Error converting DOCX to HTML using Aspose.words Java

Hi,

Greetings.

We use Aspose.words Java to convert docx file to html.

When we try to convert this docx file to html, we were not able to convert and getting an error.
image.png (2.5 KB)

Please suggest ways we can mitigate this and let us know your valuable suggestions to resolve this issue.

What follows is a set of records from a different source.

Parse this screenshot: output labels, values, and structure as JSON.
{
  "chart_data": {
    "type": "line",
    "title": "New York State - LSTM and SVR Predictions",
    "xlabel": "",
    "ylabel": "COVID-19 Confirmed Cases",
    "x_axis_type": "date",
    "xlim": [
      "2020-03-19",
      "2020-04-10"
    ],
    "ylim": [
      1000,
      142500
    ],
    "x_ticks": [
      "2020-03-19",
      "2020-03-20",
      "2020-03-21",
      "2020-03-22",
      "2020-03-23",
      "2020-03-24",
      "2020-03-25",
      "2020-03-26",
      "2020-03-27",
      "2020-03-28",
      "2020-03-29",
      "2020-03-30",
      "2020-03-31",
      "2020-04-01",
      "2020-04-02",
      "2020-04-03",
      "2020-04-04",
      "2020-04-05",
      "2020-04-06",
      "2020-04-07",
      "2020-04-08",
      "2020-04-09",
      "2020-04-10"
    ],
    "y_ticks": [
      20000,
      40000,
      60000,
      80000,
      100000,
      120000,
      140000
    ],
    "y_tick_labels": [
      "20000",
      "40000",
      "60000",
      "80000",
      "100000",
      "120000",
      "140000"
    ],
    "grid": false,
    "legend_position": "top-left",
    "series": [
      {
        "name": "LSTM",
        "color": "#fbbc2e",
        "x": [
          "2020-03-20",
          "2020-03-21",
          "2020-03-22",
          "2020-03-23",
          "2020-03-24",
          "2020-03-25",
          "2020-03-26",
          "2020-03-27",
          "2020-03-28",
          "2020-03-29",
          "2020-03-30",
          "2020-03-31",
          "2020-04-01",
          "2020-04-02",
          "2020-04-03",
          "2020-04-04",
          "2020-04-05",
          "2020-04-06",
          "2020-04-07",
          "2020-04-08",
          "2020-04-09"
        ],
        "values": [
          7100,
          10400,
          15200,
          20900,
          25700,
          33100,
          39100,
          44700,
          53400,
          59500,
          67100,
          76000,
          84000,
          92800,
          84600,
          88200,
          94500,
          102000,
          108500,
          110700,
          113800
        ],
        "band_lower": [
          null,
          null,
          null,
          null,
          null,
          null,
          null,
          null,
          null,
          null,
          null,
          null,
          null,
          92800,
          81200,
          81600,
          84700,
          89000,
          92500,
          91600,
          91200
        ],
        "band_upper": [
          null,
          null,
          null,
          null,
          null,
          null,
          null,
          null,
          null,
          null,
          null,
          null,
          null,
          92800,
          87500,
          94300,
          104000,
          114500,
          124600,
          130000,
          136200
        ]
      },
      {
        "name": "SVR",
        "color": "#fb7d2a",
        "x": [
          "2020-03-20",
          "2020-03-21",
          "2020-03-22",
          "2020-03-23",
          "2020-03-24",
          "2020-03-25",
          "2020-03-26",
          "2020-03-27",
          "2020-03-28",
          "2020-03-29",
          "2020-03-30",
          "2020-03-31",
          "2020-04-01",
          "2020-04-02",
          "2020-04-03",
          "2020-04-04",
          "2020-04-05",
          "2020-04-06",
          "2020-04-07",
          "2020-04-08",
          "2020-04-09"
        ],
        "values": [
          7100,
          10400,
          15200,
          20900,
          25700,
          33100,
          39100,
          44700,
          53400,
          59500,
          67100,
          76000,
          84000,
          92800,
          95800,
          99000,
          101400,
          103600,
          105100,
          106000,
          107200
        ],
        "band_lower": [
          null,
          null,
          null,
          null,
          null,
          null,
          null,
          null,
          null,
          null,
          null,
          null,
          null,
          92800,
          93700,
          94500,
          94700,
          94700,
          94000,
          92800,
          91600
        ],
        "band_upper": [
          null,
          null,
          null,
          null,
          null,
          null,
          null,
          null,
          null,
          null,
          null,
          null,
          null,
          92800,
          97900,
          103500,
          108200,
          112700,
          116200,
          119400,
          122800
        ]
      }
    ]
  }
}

Please use the attached docx file.
testFile.docx (48.6 KB)

@EdwinPearson,

After an initial test with the licensed latest (21.9) version of Aspose.Words for Java, we were unable to reproduce this problem on our end (see Aspose.Words 21.9 generated output: awjava-21.9.zip (8.0 KB)). So, we suggest you to please upgrade to the latest (21.9) version of Aspose.Words for Java.

Sir,

We upgraded to Aspose.Words for Java 21.9 and still we are getting the error “addition of a duplicate key to a dictionary” when we call the code below:

Blockquote
final Document document = new Document(file.getInputStream());
document.acceptAllRevisions();
//Get page count
document.updatePageLayout();
int pageCount = document.getPageCount();
// remove paragraphs with zero line spacing
for (Paragraph paragraph : document.getFirstSection().getBody().getParagraphs())
if (paragraph.getParagraphFormat().getLineSpacing() == 0)
paragraph.remove();
final HtmlSaveOptions options = new HtmlSaveOptions(HTML);
options.setExportFontsAsBase64(true);
options.setExportImagesAsBase64(true);
options.setPrettyFormat(true);
options.setScaleImageToShapeSize(true);
options.setExportPageSetup(true);
document.save(String.valueOf(targetLocation), options);
document.cleanup();

Please share your valuable suggestions to resolve this issue.

Best Regards
Moses

@mosesm1,

Thanks for providing the code. We have logged this problem in our issue tracking system. The ID of this issue is WORDSNET-22810. We will further look into the details of this problem and will keep you updated here on the status of correction. We apologize for your inconvenience.

1 Like

@mosesm1,

Regarding WORDSNET-22810, it is to inform you that we have completed the analysis of this issue and found the bug in HTML module of Aspose.Words. The HTML writer uses information from the page layout engine; but, since the code modifies the document, the page layout gets expired. As a workaround, you can update the page layout once again by invoking Document.UpdatePageLayout() method just before saving the document. We will inform you via this thread as soon as this issue will get resolved in future.

The issues you have found earlier (filed as WORDSNET-22810) have been fixed in this Aspose.Words for Java 22.6 update.